The next sessions go further into the same arc:

  • Classical DH methods, driven by agents (Session 10, next) — TEI, NLP, historical GIS, network analysis, with the agent as the front door.
  • More raw sources — your own research material, not a corpus we hand you. OCR pipelines and file-system organization for the raw layer.
  • Writing your own Skill from scratch — going beyond wrapping someone else’s API, into building Skills that compose multiple sources or run deterministic computations.
  • Skill vs MCP server — when the lightweight Skill folder is not enough, and how the upgrade path looks.

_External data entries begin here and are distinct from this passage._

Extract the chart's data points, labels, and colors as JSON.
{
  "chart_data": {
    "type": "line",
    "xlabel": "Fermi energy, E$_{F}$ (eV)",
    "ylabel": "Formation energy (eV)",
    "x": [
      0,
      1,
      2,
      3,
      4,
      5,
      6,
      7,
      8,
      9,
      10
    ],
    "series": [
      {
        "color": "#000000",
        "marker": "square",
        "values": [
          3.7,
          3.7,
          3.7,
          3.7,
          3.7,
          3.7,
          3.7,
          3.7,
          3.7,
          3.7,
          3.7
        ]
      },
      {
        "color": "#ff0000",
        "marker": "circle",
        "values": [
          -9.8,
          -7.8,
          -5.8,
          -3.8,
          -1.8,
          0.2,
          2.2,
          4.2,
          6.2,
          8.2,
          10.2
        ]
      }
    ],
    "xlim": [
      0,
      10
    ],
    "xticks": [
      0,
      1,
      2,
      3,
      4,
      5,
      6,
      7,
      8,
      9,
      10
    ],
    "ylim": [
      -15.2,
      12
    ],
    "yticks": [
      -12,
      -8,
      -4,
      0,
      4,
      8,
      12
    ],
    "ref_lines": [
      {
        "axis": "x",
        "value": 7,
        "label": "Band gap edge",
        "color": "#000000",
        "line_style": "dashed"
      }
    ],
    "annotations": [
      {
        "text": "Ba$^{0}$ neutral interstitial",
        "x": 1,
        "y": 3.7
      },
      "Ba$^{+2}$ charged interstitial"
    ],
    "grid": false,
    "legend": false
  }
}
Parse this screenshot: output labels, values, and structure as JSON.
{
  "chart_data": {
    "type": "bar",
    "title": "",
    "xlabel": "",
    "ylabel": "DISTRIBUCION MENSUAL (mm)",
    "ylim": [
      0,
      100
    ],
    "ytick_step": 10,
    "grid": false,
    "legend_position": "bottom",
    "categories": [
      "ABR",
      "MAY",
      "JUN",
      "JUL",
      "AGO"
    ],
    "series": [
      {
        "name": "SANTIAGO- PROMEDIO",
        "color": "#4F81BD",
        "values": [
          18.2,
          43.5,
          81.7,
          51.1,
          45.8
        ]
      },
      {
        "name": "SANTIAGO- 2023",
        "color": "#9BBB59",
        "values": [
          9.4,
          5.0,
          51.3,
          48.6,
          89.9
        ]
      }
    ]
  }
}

Summary — what you should take away

  1. A RESTful API is a URL pattern. Once you can read one API’s docs, you can read all of them. Codex shortcuts the reading; you verify the result.
  2. Model APIs and data APIs deserve different trust. A fact pulled from CBDB or LibraryCloud is reproducible; a “fact” generated by an LLM is not. Capture the source — and the URL — in your wiki page.
  3. The workflow is the lesson. Docs → Codex → Skill → use → commit. Repeat for every new database you meet. Skills accumulate; the wiki grows wider.
  4. Authored ≠ working. Always run a new Skill on a real wiki page and verify at least one returned data point against the source database before declaring it done.